I understand these algorithm functions for calculating complexities in algorithm:
n = input size
O(n) = linear
O(n2) = quadratic
but I find it difficult to understand the logarithmic (lg) functions when it comes to using it in algorithms complexities. In fact I have read numerous posts in this forum concerning but almost all of them don't go into detail when it comes to the lg functions for the Big O in Computer Science. In the posts I read, they say anytime the size of a sorting function is divided into say half then it is lg function.
1) For instance in the merge sort algorithm (eg: 2-way, 3-way), the input(eg: list) is divided into 2 or 3, which in turn the two(three) lists are divided into two(three) each. My concern is, is the input size still "n" during the various recursive calls? I want to be clear in this area so that I can calculate the time complexities sorting functions myself.

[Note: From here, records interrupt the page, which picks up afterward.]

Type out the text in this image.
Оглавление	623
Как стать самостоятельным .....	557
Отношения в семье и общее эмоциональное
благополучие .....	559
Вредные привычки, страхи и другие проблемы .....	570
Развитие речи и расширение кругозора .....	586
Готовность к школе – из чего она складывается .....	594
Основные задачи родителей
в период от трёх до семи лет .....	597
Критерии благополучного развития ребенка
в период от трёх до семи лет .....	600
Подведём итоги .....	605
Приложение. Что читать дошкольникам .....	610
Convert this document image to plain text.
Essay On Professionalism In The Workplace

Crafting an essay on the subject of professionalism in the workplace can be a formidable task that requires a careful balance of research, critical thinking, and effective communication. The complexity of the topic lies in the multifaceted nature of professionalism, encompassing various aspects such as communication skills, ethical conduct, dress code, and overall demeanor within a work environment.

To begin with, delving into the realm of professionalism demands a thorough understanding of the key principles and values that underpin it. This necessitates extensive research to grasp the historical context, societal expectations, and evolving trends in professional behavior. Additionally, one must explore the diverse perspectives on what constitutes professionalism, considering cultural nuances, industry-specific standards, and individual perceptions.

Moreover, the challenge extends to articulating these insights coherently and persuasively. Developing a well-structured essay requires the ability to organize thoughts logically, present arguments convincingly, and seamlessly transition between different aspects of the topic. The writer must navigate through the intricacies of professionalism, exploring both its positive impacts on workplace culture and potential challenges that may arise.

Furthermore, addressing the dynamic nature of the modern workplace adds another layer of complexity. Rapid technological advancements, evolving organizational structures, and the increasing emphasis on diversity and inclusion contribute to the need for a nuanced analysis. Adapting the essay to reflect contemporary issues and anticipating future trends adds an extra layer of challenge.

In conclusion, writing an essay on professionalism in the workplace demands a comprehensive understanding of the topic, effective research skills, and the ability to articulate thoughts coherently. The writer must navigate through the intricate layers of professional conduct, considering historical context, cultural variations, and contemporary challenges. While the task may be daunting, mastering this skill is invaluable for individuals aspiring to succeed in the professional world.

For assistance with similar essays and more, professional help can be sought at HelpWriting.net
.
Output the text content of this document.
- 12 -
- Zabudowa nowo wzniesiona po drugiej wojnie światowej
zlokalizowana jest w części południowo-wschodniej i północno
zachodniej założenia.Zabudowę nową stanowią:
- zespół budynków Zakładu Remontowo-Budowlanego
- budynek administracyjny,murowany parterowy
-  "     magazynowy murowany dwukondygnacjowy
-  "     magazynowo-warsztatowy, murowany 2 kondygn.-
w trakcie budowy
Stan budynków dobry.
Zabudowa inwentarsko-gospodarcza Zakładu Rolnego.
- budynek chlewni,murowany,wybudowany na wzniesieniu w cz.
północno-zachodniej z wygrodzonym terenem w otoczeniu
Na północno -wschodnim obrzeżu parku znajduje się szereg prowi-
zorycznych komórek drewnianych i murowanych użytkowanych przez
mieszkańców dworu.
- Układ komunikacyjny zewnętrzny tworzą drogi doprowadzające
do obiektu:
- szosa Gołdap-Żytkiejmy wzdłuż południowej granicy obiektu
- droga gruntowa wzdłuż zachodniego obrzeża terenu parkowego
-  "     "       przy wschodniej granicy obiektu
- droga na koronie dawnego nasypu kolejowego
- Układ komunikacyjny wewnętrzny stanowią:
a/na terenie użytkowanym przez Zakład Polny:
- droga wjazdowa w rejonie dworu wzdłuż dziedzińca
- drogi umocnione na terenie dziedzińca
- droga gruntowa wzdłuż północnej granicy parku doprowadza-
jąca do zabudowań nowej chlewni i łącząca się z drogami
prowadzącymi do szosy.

2) I know that lg function is for instance, to which number should a number(2, 10 etc.) be raised to get a certain number. When it comes to algorithms calculation in Computer science, I find it hard to calculate the complexities of sorting functions my self with the lg functions. I need a basic explanation with possibly some examples to be able to understand it well.
I need someone to help me understand these lg functions in relation to calculating algorithmic complexities. Probably some examples as if you are teaching a novice:
log(n), nlog(n), nlog(n^2)
I want to be able to compute algorithmic complexities myself so other general examples are also welcome.
Please help me to understand it gradually as a novice and I will appreciate it.
Thanks for your help.